In 2012, the national average for FSM uptake at primary level was 19.3% - in Hammersmith and Fulham it was 39.7%. The proportion of FSM pupils at the four primary schools nearest to Ark Conway is as follows:

Wormholt Park Primary School 48.2%

Pope John RC School 29.7%

East Acton Primary School 46.7%

Canberra Primary School 60.9%.

The low proportion of FSM pupils at Ark Conway show it is not serving as many disadvantaged pupils as other local schools.

In September 2011 when the first free schools opened Lord Hill said, “Half the schools (12 schools) are located in the 30% most deprived communities.” Ark Conway would have been one of these.

This raises the question whether free schools established in disadvantaged areas are admitting the full range of local children or are becoming islands of advantage is a sea of disadvantage. Canary Wharf College in Tower Hamlets, for example, had so few FSM pupils in 2012 that the figure was suppressed. But the proportion of FSM primary pupils in the borough was 46.4%. However, it would be unfair to tar all free schools in disadvantaged areas with the same brush. The proportion of FSM pupils at the West London Free School, for example, is only slightly less than the local average for secondary pupils in Hammersmith and Fulham although there are questions about whether the attainment level of the intake is skewed towards high-ability pupils.

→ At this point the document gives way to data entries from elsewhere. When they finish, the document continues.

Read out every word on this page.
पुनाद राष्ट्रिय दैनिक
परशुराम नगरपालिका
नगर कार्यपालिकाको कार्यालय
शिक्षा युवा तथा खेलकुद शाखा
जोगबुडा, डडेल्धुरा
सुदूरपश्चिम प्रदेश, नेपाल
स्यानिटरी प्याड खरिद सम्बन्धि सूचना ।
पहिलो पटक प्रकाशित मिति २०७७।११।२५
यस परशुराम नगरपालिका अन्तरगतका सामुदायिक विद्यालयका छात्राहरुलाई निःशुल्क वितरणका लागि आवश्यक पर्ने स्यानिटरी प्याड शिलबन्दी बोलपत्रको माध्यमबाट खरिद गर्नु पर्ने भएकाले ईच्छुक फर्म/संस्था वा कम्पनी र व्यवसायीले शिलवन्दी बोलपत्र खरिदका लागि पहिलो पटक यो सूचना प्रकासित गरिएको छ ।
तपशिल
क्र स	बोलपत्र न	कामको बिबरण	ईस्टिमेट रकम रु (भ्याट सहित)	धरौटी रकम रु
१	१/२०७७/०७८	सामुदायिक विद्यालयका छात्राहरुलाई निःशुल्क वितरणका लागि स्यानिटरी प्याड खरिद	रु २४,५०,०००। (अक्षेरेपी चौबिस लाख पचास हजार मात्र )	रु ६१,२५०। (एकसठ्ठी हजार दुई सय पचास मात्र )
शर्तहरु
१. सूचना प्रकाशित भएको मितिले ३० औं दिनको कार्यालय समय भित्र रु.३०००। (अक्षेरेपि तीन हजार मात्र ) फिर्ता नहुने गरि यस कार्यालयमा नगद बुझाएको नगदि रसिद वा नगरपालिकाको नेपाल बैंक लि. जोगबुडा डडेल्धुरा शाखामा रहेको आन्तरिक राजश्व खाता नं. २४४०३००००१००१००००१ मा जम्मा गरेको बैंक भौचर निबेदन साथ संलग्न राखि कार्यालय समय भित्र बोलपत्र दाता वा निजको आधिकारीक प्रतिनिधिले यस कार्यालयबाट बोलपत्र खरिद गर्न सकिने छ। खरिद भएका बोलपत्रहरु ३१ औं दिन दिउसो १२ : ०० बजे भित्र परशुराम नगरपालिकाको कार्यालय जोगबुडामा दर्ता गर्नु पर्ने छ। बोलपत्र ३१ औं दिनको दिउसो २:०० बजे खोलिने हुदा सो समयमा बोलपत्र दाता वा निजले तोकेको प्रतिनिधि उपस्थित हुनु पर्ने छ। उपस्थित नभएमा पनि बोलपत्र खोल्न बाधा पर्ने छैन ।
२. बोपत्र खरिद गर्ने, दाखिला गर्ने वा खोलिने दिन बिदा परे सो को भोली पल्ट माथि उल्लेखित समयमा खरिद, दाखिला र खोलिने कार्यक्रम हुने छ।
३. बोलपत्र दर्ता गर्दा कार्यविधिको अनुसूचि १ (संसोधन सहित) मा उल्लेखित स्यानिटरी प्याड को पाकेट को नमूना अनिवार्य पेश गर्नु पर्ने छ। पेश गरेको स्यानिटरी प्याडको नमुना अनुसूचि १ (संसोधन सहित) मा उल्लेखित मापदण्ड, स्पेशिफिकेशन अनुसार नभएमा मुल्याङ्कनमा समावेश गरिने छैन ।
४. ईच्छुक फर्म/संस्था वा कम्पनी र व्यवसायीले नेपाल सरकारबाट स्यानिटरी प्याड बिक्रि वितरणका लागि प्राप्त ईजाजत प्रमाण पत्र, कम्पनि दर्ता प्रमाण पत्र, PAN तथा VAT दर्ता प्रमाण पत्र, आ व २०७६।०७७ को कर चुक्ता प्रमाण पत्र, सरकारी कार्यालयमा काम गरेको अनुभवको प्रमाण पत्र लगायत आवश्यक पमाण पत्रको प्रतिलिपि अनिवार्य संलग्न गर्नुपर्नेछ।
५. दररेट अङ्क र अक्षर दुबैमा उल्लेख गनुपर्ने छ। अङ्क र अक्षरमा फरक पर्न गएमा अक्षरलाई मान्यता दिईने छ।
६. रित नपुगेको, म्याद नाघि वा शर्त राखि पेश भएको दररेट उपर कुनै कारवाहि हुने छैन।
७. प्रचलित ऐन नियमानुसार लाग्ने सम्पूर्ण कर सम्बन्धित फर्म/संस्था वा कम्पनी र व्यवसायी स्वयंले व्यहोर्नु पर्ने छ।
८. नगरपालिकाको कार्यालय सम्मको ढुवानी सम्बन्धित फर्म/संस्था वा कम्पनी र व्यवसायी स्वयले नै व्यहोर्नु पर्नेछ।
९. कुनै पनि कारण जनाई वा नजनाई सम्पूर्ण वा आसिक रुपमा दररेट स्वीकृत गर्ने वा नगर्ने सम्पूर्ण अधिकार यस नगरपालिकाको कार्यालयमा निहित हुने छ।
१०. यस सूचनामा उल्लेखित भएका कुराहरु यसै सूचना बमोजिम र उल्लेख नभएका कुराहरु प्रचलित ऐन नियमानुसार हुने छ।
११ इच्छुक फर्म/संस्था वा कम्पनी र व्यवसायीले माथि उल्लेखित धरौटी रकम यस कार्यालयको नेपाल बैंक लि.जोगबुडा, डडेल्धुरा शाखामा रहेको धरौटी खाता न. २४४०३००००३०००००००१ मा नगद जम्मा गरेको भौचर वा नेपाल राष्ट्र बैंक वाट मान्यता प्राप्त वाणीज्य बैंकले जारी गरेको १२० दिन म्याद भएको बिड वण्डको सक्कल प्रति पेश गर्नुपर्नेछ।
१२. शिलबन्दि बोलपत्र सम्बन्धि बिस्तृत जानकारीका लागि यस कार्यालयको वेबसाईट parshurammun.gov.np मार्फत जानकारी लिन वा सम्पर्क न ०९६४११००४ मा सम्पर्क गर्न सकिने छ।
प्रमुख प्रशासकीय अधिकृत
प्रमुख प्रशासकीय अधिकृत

But Michael Gove didn’t comment on the low number of FSM pupils at Ark Conway. He used the occasion to say:

“Free Schools, set up by dedicated groups of individuals and organisations, are raising standards and giving parents a real choice of good local schools.”

But a fourth free school, Nishkam Primary School, has been judged “Requires improvement” and Ofsted has labeled the Discovery New School as “Inadequate”. It’s misleading, then, to make a blanket statement that free schools are “raising standards”.

Ofsted monitoring visits show that three free schools previously judged to require improvement have been taking steps to address concerns. The King’s Science Academy has made “some improvements” and has “begun to take effective action”. Sandbach School has set up a “comprehensive system” for checking teaching quality and introduced a new marking policy although this was not being used consistently. Batley Grammar School was receiving “very good support” from the local authority which is “funding a secondary school improvement partner”.

So, if Batley Grammar School ever becomes “Good”, even “Outstanding’, remember it was given help by its LA,


Disclaimer: Citing Ofsted judgements does not imply endorsement.

*FSM figures for individual schools are from School Performance Tables 2012 downloadable here.